Real-time betting analytics may still be at the starting gate, but the potential is picking up pace. SiGMA News recently featured how data and disruption are redrawing the lines in UK and US racing. And what about race-day analytics? “The model is designed for track performance and bloodstock, not betting. But I do think it’s something to watch, especially for early two-year-old races.”
With the breeze ups wrapped, Pythia is looking ahead.
“We’ve had people ask about yearlings,” Davison said. “There’s less data, but we’ve got the biomechanics model ready to evaluate walks. We’ll need to adapt it a bit, but we’re definitely looking at it.”
They’re also considering expanding to horses in training sales, where more race data is available. But Davison stressed caution, “Everything we do is about timing and quality control. We won’t rush anything out.”
Could the model ever include health or physiological data? “I’m really not sure. You’ll always need a vet to feel a horse’s legs,” he said.
As for international growth: “We could lift these models and put them into any breeze up around the world. It’s all about scalability.”
From bloodstock ring to betting markets, AI is beginning to influence the way decisions are made. Pythia’s , but in a high-stakes, high-variance world, it offers something increasingly rare: evidence.
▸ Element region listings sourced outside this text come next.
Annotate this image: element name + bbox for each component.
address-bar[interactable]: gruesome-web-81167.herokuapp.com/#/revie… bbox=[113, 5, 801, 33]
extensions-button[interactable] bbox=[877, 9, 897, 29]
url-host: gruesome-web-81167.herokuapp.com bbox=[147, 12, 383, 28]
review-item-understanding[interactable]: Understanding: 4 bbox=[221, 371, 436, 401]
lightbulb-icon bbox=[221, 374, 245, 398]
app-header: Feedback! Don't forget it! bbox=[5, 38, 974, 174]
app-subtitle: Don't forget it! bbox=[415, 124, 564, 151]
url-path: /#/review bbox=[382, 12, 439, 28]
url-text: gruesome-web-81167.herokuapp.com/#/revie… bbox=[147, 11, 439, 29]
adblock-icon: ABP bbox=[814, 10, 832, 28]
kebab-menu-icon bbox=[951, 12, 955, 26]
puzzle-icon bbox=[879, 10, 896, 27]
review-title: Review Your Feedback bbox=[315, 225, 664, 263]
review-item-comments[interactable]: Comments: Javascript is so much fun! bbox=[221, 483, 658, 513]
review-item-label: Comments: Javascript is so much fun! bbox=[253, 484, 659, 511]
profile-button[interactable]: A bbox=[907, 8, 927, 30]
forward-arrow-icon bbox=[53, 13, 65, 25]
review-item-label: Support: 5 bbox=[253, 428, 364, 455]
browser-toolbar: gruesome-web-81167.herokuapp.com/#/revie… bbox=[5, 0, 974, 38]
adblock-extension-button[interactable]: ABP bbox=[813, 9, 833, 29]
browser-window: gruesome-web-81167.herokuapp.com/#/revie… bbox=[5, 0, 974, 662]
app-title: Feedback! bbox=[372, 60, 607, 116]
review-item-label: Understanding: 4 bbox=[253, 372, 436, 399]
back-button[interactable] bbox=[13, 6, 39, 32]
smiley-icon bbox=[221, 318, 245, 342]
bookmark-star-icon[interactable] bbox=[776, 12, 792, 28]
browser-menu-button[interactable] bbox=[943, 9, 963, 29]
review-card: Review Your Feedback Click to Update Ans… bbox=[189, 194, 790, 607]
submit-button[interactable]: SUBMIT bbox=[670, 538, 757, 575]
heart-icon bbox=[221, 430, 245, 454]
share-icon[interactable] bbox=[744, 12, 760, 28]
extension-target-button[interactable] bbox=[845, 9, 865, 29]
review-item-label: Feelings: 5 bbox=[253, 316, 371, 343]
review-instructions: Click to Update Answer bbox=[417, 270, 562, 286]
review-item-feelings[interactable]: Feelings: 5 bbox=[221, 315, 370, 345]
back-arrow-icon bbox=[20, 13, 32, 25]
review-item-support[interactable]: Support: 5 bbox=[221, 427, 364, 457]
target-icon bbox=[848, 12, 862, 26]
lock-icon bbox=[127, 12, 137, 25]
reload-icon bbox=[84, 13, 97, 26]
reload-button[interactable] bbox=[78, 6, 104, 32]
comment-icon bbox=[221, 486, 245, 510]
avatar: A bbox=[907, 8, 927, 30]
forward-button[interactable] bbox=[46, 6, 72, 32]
In the fast-paced world of breeze up sales, even a half-second insight can change everything. “What matters is how the horse performs on the track,” Davison concluded. “But we’re helping buyers steady their hand before they make the final gallop to the sales ring.”
*Stephen Davison is a commercial operations manager with over 10 years of experience in the sports betting and horse racing industries. A long-time advocate for smarter, data-driven decision-making, he combines a deep love of the sport with a sharp eye for commercial opportunity.
After starting his career at Kambi as a trader, Stephen co-founded Black Type, where he later became Chief Operating Officer (COO). During his time there, he led initiatives across partnerships, operations, and strategic development. Since joining Pythia Sports in 2020, he has focused on building and expanding the company’s B2B offering.